Daadi popcorn features authentic Gujarat flavours like Sweet Chai and Spicy Masala, all vegan and gluten-free Daadi Snacks
The blowback
People unfollow because they think he's too harsh. Jay's take: "I would argue I need to be meaner."
In May, he posted that he's not chasing content creation money like most people at his follower count. "I post to speak my mind and help my family's snack biz." That's a different model. Most brands pay influencers to make everything look perfect. They chase viral polish, and Jay does the opposite. In fact, he weaponises rawness and treats criticism like a product feature.
The internet mostly backs him. Reddit threads light up with support. One commenter was "toxic influencers choking on their matcha lattes searching their Balenciaga bags." Another: "Influencers are boring and unoriginal and can get bent." The anger is shared. Jay simply gave it a microphone and a snack to buy.
Jay's success says something about where things are going.
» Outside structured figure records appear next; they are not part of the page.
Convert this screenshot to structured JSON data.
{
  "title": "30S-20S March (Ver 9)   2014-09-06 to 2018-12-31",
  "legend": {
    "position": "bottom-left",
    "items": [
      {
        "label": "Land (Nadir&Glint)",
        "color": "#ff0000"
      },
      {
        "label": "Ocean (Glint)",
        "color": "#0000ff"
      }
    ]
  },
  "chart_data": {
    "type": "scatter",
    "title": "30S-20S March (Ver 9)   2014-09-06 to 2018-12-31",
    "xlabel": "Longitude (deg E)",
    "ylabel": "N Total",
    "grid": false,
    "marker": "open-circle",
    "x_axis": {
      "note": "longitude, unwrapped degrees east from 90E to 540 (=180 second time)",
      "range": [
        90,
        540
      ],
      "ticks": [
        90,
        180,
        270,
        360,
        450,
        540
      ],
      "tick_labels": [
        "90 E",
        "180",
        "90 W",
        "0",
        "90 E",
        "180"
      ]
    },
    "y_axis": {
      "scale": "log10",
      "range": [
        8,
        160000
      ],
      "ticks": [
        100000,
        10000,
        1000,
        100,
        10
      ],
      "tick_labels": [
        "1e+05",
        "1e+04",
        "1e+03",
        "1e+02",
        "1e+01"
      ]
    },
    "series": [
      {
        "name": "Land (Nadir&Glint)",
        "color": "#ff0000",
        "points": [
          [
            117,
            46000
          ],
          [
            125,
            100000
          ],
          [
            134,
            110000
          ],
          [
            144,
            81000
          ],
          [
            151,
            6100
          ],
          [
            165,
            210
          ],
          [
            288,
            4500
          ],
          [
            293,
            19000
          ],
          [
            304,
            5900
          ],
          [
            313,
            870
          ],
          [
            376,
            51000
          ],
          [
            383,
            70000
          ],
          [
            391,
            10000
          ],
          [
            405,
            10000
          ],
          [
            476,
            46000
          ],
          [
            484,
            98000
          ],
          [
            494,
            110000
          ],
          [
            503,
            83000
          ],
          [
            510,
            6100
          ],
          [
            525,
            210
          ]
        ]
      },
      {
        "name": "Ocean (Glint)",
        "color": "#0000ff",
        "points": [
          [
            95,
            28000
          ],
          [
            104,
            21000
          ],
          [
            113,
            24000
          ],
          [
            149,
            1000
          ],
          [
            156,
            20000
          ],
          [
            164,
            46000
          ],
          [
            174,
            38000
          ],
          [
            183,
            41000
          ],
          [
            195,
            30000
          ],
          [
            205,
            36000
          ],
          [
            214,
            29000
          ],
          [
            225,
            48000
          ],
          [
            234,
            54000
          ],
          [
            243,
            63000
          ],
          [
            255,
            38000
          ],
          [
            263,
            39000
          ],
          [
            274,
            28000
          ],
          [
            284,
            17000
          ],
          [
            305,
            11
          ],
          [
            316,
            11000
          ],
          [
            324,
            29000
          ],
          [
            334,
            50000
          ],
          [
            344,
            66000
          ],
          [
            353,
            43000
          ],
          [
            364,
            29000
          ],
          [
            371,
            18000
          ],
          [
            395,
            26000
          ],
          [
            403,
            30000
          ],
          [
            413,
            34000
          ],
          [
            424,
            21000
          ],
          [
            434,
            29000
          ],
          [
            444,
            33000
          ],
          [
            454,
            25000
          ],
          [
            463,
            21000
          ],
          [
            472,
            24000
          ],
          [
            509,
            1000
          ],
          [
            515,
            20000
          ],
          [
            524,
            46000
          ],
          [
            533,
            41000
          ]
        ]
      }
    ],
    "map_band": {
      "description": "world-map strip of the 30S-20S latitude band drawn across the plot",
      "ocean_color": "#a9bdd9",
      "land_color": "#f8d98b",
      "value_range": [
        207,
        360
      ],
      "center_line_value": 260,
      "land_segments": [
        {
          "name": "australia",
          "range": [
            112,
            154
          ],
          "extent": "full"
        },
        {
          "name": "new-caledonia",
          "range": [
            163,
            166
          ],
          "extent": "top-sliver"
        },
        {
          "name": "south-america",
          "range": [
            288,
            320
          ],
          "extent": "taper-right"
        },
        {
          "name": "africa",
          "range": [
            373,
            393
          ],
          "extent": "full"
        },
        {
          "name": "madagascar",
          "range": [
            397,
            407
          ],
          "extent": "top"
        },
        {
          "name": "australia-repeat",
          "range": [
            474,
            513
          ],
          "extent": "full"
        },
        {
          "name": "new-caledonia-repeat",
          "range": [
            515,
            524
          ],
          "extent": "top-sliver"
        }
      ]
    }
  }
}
People are done with curated perfection. They can smell the artificiality now. They respond to brands that feel like humans rather than committees. Daadi doesn't sell aspiration. Doesn't sell a lifestyle. Sells popcorn and a point of view.
The quality matters, including the spices, the sourcing, and the family behind it. But the edge matters too. He’s not afraid to say what most brands tiptoe around. “We just show who we are,” Jay says. “No pretending, no gloss. People can feel that and that’s when they reach for the popcorn.”
Most small businesses can't afford to play the traditional game. Can't pay influencers. Can't hire agencies. Can't fake their way into feeds. Maybe they don't need to. Maybe honesty and humour can cut through if they're sharp enough. If the product backs it up. If the story is real and the person telling it isn't trying to sound like a PR script.
This started with a list Jay didn't use. The business took off the moment he stopped trying to play by the usual rules and started speaking his mind. Turns out, honesty sells. And yes, the popcorn really does taste good.
Daadi Snacks merch dropInstagram/daadisnacks
The question is whether this scales. Whether other small businesses watch this and realise they don't need to beg for attention from people who don't care. Right now, Daadi keeps selling out. People keep watching. The grandmother's recipe that was supposed to need influencer approval is doing fine without it. Better than fine. Turns out the most effective marketing strategy might just be giving a damn and not being afraid to show it.